In an open letter, which was submitted to American President Woodrow Wilson at the peace conference of 1919, Wegner protested against atrocities perpetrated by the Turkish army against the Armenian people, and appealed for the creation of an independent Armenian state. The tragedy of the Armenian people to which he had been eyewitness in Ottoman Turkey haunted him for the rest of his life. In the 1920s Wegner reached the height of his success as a writer. He became a celebrity with his Russian book, Five Fingers Over You, which foresaw the advent of Stalinism.
Wegner was also one of the earliest voices to protest Hitler’s treatment of the Jews in Germany. He was the only writer in Nazi Germany ever to publicly protest against the persecution of the Jews. In 1933 he was arrested by Gestapo, a few weeks after he sent an open letter to Hitler protesting the state-organized boycott against the Jews of Germany. He would suffer incarceration in seven Nazi concentration camps and prisons before he could make his escape to Italy.
In 1956 Wegner was awarded the Highest Order of Merit by the Federal German government. The city of Wuppertal, where he was born, decorated him with the prestigious Eduard-Von-der-Heydt prize in 1962.
Armin T. Wegner dedicated a great part of his life to the fight for Armenian and Jewish human rights. In 1967 he was awarded the title “Righteous Among the Nations” by Yad Vashem in Israel, and in 1968 he received an invitation to Armenia from the Catholicos of All Armenians and was awarded with the Order of Saint Gregory the Illuminator. Furthermore, a main street in Yerevan was named after him in his honor.
He died in Rome at the age of 92 on May 17, 1978. In 1996 part of his Ashes were taken to Armenia, where a posthumous state funeral took place near the perpetual flame of the Armenian Genocide Monument.

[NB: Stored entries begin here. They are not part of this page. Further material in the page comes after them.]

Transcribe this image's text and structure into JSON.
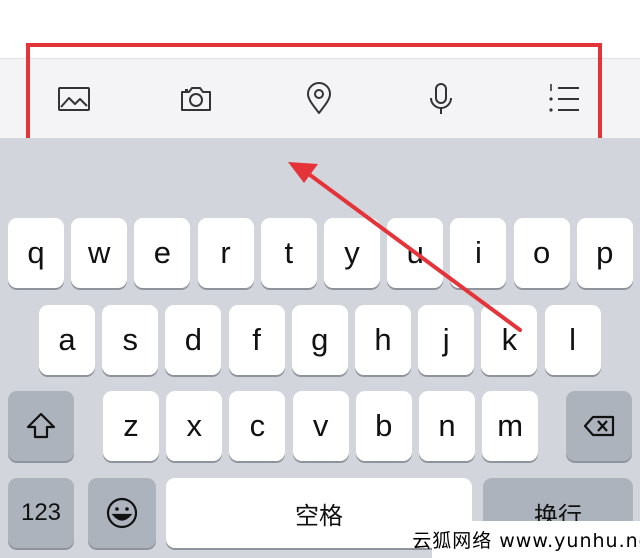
{
  "toolbar": {
    "tools": [
      {
        "icon": "image-icon"
      },
      {
        "icon": "camera-icon"
      },
      {
        "icon": "location-pin-icon"
      },
      {
        "icon": "microphone-icon"
      },
      {
        "icon": "numbered-list-icon"
      }
    ]
  },
  "annotation": {
    "highlight_color": "#e5333a"
  },
  "keyboard": {
    "row1": [
      "q",
      "w",
      "e",
      "r",
      "t",
      "y",
      "u",
      "i",
      "o",
      "p"
    ],
    "row2": [
      "a",
      "s",
      "d",
      "f",
      "g",
      "h",
      "j",
      "k",
      "l"
    ],
    "row3": [
      "z",
      "x",
      "c",
      "v",
      "b",
      "n",
      "m"
    ],
    "shift_icon": "shift-arrow-icon",
    "delete_icon": "backspace-icon",
    "numbers_label": "123",
    "emoji_icon": "emoji-icon",
    "space_label": "空格",
    "return_label": "换行"
  },
  "watermark": {
    "text": "云狐网络 www.yunhu.net"
  }
}
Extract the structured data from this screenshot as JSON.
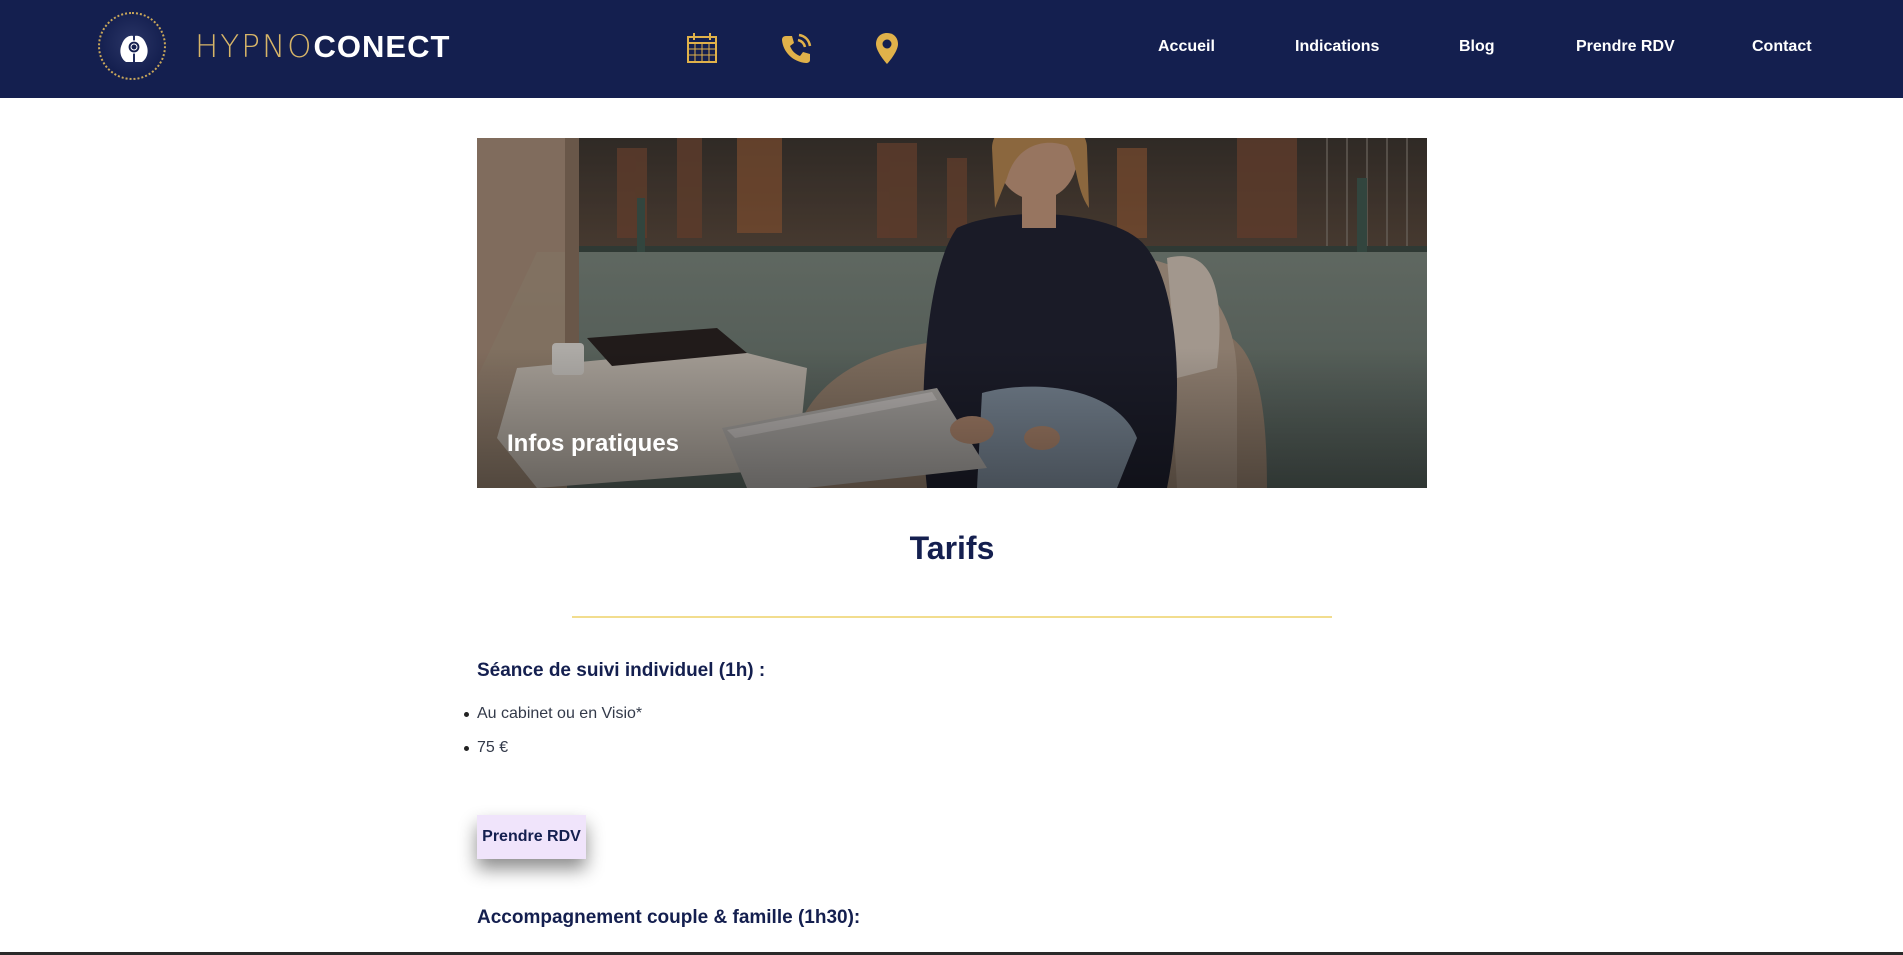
{
  "header": {
    "brand_light": "HYPNO",
    "brand_bold": "CONECT",
    "icons": [
      "calendar-icon",
      "phone-icon",
      "map-pin-icon"
    ],
    "nav": [
      "Accueil",
      "Indications",
      "Blog",
      "Prendre RDV",
      "Contact"
    ]
  },
  "hero": {
    "title": "Infos pratiques"
  },
  "tarifs": {
    "title": "Tarifs",
    "session1": {
      "heading": "Séance de suivi individuel (1h) :",
      "items": [
        "Au cabinet ou en Visio*",
        "75 €"
      ],
      "cta": "Prendre RDV"
    },
    "session2": {
      "heading": "Accompagnement couple & famille (1h30):"
    }
  },
  "colors": {
    "header_bg": "#141f4f",
    "gold": "#e0b14a",
    "title_navy": "#141f4f",
    "button_bg": "#f0e4fb",
    "divider": "#f2dd8e"
  }
}
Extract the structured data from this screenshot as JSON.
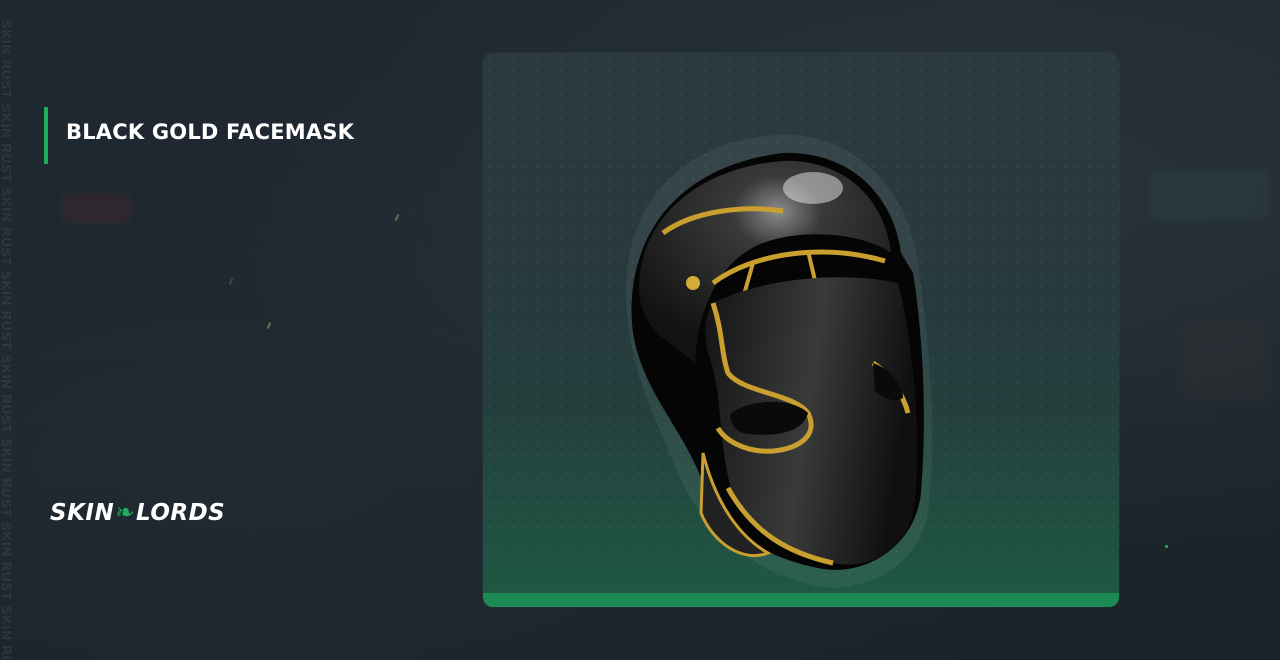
{
  "item": {
    "name": "BLACK GOLD FACEMASK"
  },
  "brand": {
    "logo_left": "SKIN",
    "logo_right": "LORDS",
    "watermark_text": "SKIN RUST SKIN RUST SKIN RUST SKIN RUST SKIN RUST SKIN RUST SKIN RUST SKIN RUST"
  },
  "colors": {
    "accent": "#1fae5c",
    "background": "#1c242c",
    "card_bar": "#1c8a55",
    "mask_gold": "#c9a030",
    "mask_black": "#1a1a1a"
  },
  "icons": {
    "logo_leaf": "leaf-icon"
  }
}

In 2003 the Armin T. Wegner Award was created by the Arpa Foundation for Film, Music and Art in Hollywood, as a humanitarian honor, awarded to a motion picture that contributes to the fight for social conscience and human rights, a struggle to which Armin T. Wegner devoted his life.
In 2008 the Armin T. Wegner Gesellschaft in Wuppertal, Germany, introduced a literary competition prize carrying Wegner’s name.